The pair is strategic and controlled in the Escape Room, and it’s these qualities that come out in the band’s production. The band has a unique aptitude for both business and timing, and to them it feels like now is the right time to expand beyond the realm of pop singles.

“It’s about showing people another side to our tastes, and making an extended record designed to be listened to from start to finish,” says Lyell.

“We think a lot of albums, these days, are two or three singles hidden amongst a sea of filler, mainly because an album pushes artists to the next level in terms of promotional potential and sales ability.”

After about 20 minutes in the room, Gruzman and Lyell are progressing well through the clues. They work together naturally and methodically, splitting apart to gather information and then coming together to confer. They breeze through the first section in which they’re required to find a note underneath some sand in a box. From there, Gruzman picks up a pair of binoculars (after being prompted) and looks for clues through a small slit in the window that looks out onto Yarra Street. “I’ve got something, but it’s quite hard to read,” he says, quite excited, after a minute or more. “All unauthorised vehicles will be towed away,” he says, and the pair burst out laughing.
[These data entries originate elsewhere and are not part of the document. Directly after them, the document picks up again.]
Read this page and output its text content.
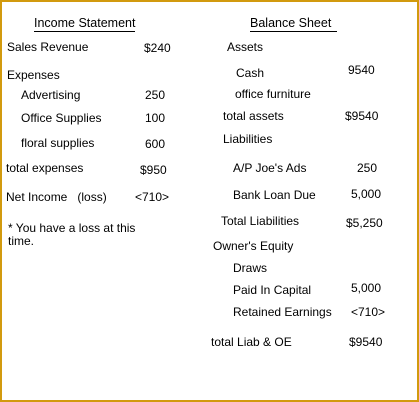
Income Statement
Sales Revenue	$240
Expenses
Advertising	250
Office Supplies	100
floral supplies	600
total expenses	$950
Net Income   (loss) <710>
* You have a loss at this time.
Balance Sheet
Assets
Cash	9540
office furniture
total assets	$9540
Liabilities
A/P Joe's Ads	250
Bank Loan Due	5,000
Total Liabilities	$5,250
Owner's Equity
Draws
Paid In Capital	5,000
Retained Earnings <710>
total Liab & OE	$9540
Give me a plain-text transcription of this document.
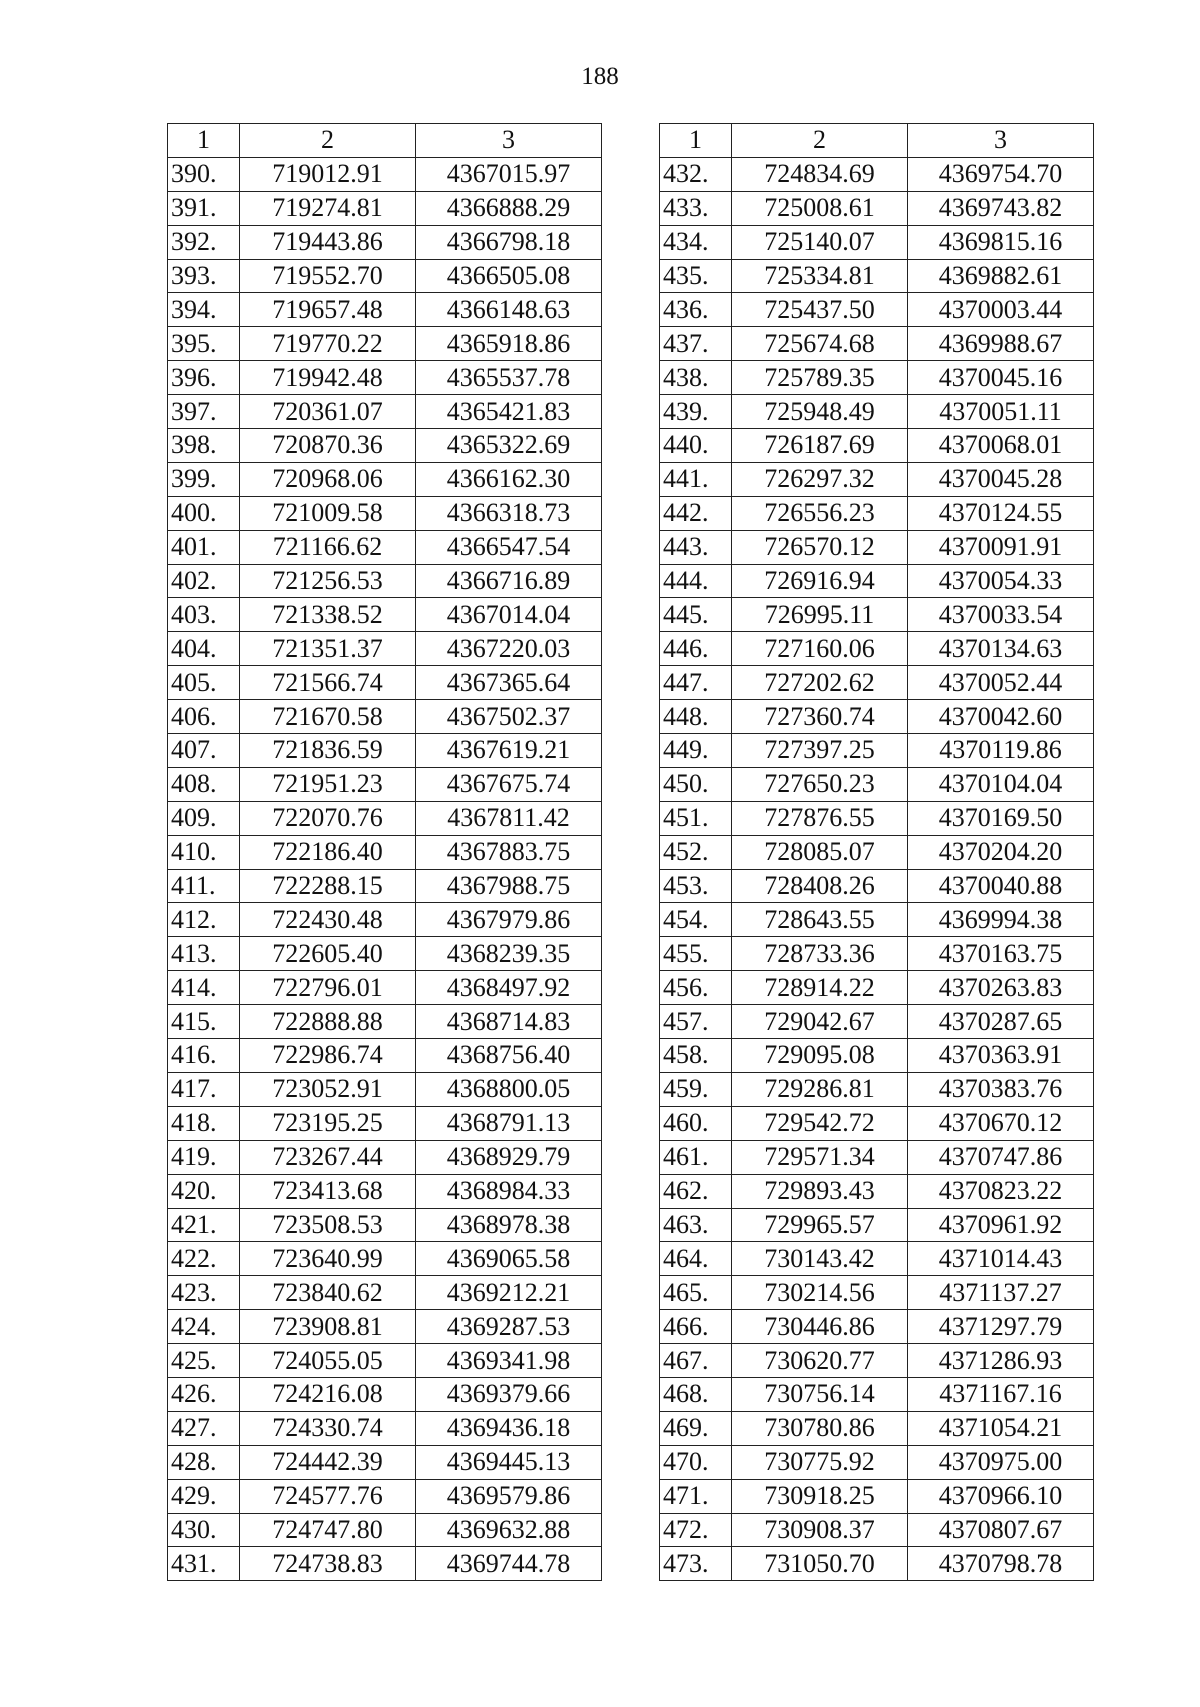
188
1	2	3
390.	719012.91	4367015.97
391.	719274.81	4366888.29
392.	719443.86	4366798.18
393.	719552.70	4366505.08
394.	719657.48	4366148.63
395.	719770.22	4365918.86
396.	719942.48	4365537.78
397.	720361.07	4365421.83
398.	720870.36	4365322.69
399.	720968.06	4366162.30
400.	721009.58	4366318.73
401.	721166.62	4366547.54
402.	721256.53	4366716.89
403.	721338.52	4367014.04
404.	721351.37	4367220.03
405.	721566.74	4367365.64
406.	721670.58	4367502.37
407.	721836.59	4367619.21
408.	721951.23	4367675.74
409.	722070.76	4367811.42
410.	722186.40	4367883.75
411.	722288.15	4367988.75
412.	722430.48	4367979.86
413.	722605.40	4368239.35
414.	722796.01	4368497.92
415.	722888.88	4368714.83
416.	722986.74	4368756.40
417.	723052.91	4368800.05
418.	723195.25	4368791.13
419.	723267.44	4368929.79
420.	723413.68	4368984.33
421.	723508.53	4368978.38
422.	723640.99	4369065.58
423.	723840.62	4369212.21
424.	723908.81	4369287.53
425.	724055.05	4369341.98
426.	724216.08	4369379.66
427.	724330.74	4369436.18
428.	724442.39	4369445.13
429.	724577.76	4369579.86
430.	724747.80	4369632.88
431.	724738.83	4369744.78
1	2	3
432.	724834.69	4369754.70
433.	725008.61	4369743.82
434.	725140.07	4369815.16
435.	725334.81	4369882.61
436.	725437.50	4370003.44
437.	725674.68	4369988.67
438.	725789.35	4370045.16
439.	725948.49	4370051.11
440.	726187.69	4370068.01
441.	726297.32	4370045.28
442.	726556.23	4370124.55
443.	726570.12	4370091.91
444.	726916.94	4370054.33
445.	726995.11	4370033.54
446.	727160.06	4370134.63
447.	727202.62	4370052.44
448.	727360.74	4370042.60
449.	727397.25	4370119.86
450.	727650.23	4370104.04
451.	727876.55	4370169.50
452.	728085.07	4370204.20
453.	728408.26	4370040.88
454.	728643.55	4369994.38
455.	728733.36	4370163.75
456.	728914.22	4370263.83
457.	729042.67	4370287.65
458.	729095.08	4370363.91
459.	729286.81	4370383.76
460.	729542.72	4370670.12
461.	729571.34	4370747.86
462.	729893.43	4370823.22
463.	729965.57	4370961.92
464.	730143.42	4371014.43
465.	730214.56	4371137.27
466.	730446.86	4371297.79
467.	730620.77	4371286.93
468.	730756.14	4371167.16
469.	730780.86	4371054.21
470.	730775.92	4370975.00
471.	730918.25	4370966.10
472.	730908.37	4370807.67
473.	731050.70	4370798.78
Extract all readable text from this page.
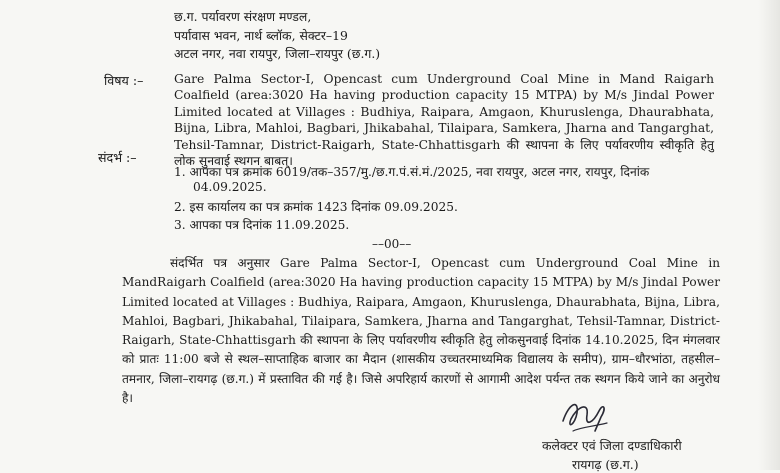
छ.ग. पर्यावरण संरक्षण मण्डल,
पर्यावास भवन, नार्थ ब्लॉक, सेक्टर–19
अटल नगर, नवा रायपुर, जिला–रायपुर (छ.ग.)
विषय :– Gare Palma Sector-I, Opencast cum Underground Coal Mine in Mand Raigarh Coalfield (area:3020 Ha having production capacity 15 MTPA) by M/s Jindal Power Limited located at Villages : Budhiya, Raipara, Amgaon, Khuruslenga, Dhaurabhata, Bijna, Libra, Mahloi, Bagbari, Jhikabahal, Tilaipara, Samkera, Jharna and Tangarghat, Tehsil-Tamnar, District-Raigarh, State-Chhattisgarh की स्थापना के लिए पर्यावरणीय स्वीकृति हेतु लोक सुनवाई स्थगन बाबत्।
संदर्भ :–
1. आपका पत्र क्रमांक 6019/तक–357/मु./छ.ग.पं.सं.मं./2025, नवा रायपुर, अटल नगर, रायपुर, दिनांक
04.09.2025.
2. इस कार्यालय का पत्र क्रमांक 1423 दिनांक 09.09.2025.
3. आपका पत्र दिनांक 11.09.2025.
––00––
संदर्भित पत्र अनुसार Gare Palma Sector-I, Opencast cum Underground Coal Mine in MandRaigarh Coalfield (area:3020 Ha having production capacity 15 MTPA) by M/s Jindal Power Limited located at Villages : Budhiya, Raipara, Amgaon, Khuruslenga, Dhaurabhata, Bijna, Libra, Mahloi, Bagbari, Jhikabahal, Tilaipara, Samkera, Jharna and Tangarghat, Tehsil-Tamnar, District-Raigarh, State-Chhattisgarh की स्थापना के लिए पर्यावरणीय स्वीकृति हेतु लोकसुनवाई दिनांक 14.10.2025, दिन मंगलवार को प्रातः 11:00 बजे से स्थल–साप्ताहिक बाजार का मैदान (शासकीय उच्चतरमाध्यमिक विद्यालय के समीप), ग्राम–धौरभांठा, तहसील–तमनार, जिला–रायगढ़ (छ.ग.) में प्रस्तावित की गई है। जिसे अपरिहार्य कारणों से आगामी आदेश पर्यन्त तक स्थगन किये जाने का अनुरोध है।
कलेक्टर एवं जिला दण्डाधिकारी
रायगढ़ (छ.ग.)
Mixed by Eric Dubowsky (Chet Faker, Flume, Weezer) and featuring Emma Louise, Reggie Watts, Bishop Nehru and Owl Eyes, Down to Earth includes a mix of collaborators.

“The music industry is still in the middle of a big change from the album to singles culture,” says Gruzman. “The old format still plays a huge part in how music is marketed, and labels and publishers still see the need for LPs to properly market an artist. This reasoning certainly played its part in our decision to take the leap.”

After just 30 minutes, Guzman and Lyell open the final lock in The Escape Room with a roar. Once they are out the attraction’s owners, Ali Cheetham and Owen Spear come in for a debrief. According to Cheetham and Spear, they were an impressive pairing, who were good at breaking off separately and coming together at crucial times. “You get some groups who are really serious,” says Cheetham. “These guys are a party group, they like to talk and laugh and have fun while they work through it.”

Safely out on the street in South Melbourne, we continue our conversation on the release strategy of Flight Facilities. “We’ve grown up in a culture where singles are the songs that are remembered, and bands achieved global success on the back of a one-hit wonder,” says Lyell, on how they’ve released in the past, and their decision to go long play. “So why not make every song a single? Treat it with all the care and time you would an album. Today, in everything, we have so much choice that sometimes it’s better to limit everyone’s options.” Whether this is true or not, it’s clear that what listeners are looking forward to most is hearing Flight Facilities play the long game.